Column: The World Series, the election, the Oscars. What is going on?

The cast of "Moonlight" takes the stage after winning the award for best picture at the Oscars on Feb. 26 at the Dolby Theatre in Los Angeles.
(Matt Sayles/Associated Press)

I went to sleep before Jordan Horowitz, a producer for “La La Land,” had to announce, “There’s been a mistake” – that “Moonlight” had in fact won the Oscar for best picture.

Reading Twitter the next morning, it took a while to figure out what happened. It sounded like Warren Beatty or Faye Dunaway – the final presenters of the night – had done something so bizarre that men in white coats should have escorted them off the stage.

But it turns out they weren’t crazy, they were victims of the greatest screw up in Academy Award history.


The first thing to say is that Sunday night’s bizarreness fits into a more general trend of universal weirdness. It’s as if at some point we took the wrong exit into a parallel universe, and the bungled Oscars are just the latest example that we’re strangers in a strange land (as John Podhoretz joked on Twitter, “The Man in the High Envelope”).

Maybe there’s some weird version of the Beetlejuice curse, where if you say “that’ll never happen” three times, it happens.

Maybe there’s some weird version of the Beetlejuice curse, where if you say ‘that’ll never happen’ three times, it happens.

This certainly seems true in sports, where decades-long rules of the universe have been rescinded. The Chicago Cubs exorcised the spirit of the billy goat, the New England Patriots came back from a Super Bowl deficit everyone “knew” was insurmountable. And Cleveland, violating all biblical prophecy, is now a sports powerhouse.

In politics, the first obvious sign that the world was off its axis was the Florida recount in 2000. But the unraveling has been accelerating. A black guy named Barack Hussein Obama will defeat Hillary Clinton and be elected president? “Never happen.” Donald Trump, president of the United States? “Never happen.” How many times have the polls been wrong now? The pundits? The economists? Google “Brexit,” or “financial crisis” and you’ll see.

Maybe the experts aren’t clueless, they just don’t realize that for some reason we live on Earth 2, where these things are normal.

But there is an explanation that doesn’t rely on parallel universes, magic or someone poisoning the water with crazy pills.

Perhaps the second law of thermodynamics explains it. Well, not the sports victories, but the political and institutional screw-ups.

Steven Pinker recently wrote a wonderful little essay (for on how people need to better appreciate the second law.
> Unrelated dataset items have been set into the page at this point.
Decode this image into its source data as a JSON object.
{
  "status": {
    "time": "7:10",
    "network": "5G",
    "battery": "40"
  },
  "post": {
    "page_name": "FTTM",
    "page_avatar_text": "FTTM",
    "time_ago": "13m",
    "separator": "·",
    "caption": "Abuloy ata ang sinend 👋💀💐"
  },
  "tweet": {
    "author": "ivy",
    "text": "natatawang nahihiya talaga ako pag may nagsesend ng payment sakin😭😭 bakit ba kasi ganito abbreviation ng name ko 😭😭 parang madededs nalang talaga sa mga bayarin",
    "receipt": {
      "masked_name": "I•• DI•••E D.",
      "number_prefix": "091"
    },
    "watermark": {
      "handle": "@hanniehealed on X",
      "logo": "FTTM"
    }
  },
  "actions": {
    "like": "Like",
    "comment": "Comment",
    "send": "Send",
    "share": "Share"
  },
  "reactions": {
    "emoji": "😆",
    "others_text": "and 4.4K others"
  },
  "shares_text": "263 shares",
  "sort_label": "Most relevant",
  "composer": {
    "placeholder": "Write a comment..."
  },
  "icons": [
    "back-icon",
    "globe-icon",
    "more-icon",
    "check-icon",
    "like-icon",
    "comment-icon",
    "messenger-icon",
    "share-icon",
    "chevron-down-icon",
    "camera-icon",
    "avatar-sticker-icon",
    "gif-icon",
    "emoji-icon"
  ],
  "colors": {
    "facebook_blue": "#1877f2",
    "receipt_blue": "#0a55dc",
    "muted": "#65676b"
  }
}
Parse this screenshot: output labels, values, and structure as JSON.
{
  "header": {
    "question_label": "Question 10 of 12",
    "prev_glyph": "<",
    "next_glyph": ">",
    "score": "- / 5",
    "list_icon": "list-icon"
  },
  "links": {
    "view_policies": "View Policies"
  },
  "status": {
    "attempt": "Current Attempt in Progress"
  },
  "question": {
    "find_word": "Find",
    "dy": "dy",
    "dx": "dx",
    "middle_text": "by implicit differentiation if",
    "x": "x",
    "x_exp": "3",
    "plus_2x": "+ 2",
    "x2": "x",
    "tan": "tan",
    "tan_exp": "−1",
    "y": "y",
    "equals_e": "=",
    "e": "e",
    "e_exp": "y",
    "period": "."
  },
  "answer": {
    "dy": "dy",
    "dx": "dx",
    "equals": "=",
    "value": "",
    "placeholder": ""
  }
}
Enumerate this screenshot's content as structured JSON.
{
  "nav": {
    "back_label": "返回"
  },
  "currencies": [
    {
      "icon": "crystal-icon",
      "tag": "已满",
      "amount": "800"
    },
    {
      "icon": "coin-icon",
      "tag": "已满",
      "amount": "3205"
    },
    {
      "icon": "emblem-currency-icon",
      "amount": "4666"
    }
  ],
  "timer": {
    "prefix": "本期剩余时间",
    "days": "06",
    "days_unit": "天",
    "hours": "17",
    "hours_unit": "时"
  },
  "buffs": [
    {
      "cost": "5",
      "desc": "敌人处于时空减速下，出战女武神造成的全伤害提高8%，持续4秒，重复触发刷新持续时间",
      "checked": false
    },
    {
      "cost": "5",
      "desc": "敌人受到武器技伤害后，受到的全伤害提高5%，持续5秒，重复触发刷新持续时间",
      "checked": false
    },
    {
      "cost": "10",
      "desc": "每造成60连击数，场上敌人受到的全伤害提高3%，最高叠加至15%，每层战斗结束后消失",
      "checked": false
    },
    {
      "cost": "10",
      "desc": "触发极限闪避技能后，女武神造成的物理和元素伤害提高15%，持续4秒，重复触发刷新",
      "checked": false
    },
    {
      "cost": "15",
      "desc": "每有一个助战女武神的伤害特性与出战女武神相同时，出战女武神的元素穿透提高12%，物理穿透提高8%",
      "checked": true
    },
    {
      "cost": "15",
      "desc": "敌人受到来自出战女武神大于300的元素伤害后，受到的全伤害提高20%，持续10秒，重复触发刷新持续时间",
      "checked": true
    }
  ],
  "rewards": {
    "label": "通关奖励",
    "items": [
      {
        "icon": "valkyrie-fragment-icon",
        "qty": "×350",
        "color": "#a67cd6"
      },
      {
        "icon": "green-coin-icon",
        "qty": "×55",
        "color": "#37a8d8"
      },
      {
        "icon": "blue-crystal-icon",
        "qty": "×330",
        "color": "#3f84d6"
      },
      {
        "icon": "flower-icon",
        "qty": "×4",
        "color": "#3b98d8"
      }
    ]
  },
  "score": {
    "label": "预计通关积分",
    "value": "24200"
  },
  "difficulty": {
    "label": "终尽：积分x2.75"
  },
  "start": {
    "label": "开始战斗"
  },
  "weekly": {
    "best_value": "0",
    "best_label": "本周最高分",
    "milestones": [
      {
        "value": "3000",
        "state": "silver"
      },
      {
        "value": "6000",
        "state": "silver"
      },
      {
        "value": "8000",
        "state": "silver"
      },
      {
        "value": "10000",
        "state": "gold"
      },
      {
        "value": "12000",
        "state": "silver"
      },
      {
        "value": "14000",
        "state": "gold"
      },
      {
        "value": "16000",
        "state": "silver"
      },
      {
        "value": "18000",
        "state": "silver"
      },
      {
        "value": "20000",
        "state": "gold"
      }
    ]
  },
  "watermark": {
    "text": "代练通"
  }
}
Specifically, they need to understand that if we don’t actively work to keep chaos at bay, entropy wins. “Closed systems inexorably become less structured, less organized, less able to accomplish interesting and useful outcomes, until they slide into an equilibrium of gray, tepid, homogeneous monotony and stay there.”

“The Second Law of Thermodynamics” Pinker adds, “is acknowledged in everyday life” whenever we say things like “Ashes to ashes,” “Things fall apart” and “Rust never sleeps.”

Complicated things are… complicated. If you don’t work very hard at keeping them running, the natural order of the universe is for them to break down. Planes don’t “want” to fly, bikes don’t “want” to stay upright and people, markets and institutions don’t always want to behave the way experts in Washington want or expect them to.

This is a particularly useful lesson for Hollywood to learn — and not just when it comes to award-show planning. I’ve lost count of the number of movies and televisions shows that work on the assumption that the government is superhumanly competent. Say the wrong word into a cellphone in Jason Bourne’s universe, and within seconds, a van full of hyper-competent assassins will appear out of nowhere. Big corporations, too, not only have people killed, but they’re really good at it.

There is the occasional concession to reality. In “Wag the Dog” the government is hapless — but Hollywood producers, the sort who put on the Oscars, can accomplish anything.

The real life producers dispelled that myth. As they say on the Internet, the accountants in charge of the envelopes had only one job – and they butchered it. And the producers of one of the most watched, most important (and self-important) cultural events in American life, never thought to have a protocol in place in the event someone hands a presenter the wrong envelope.

I guess someone said, “That’ll never happen.”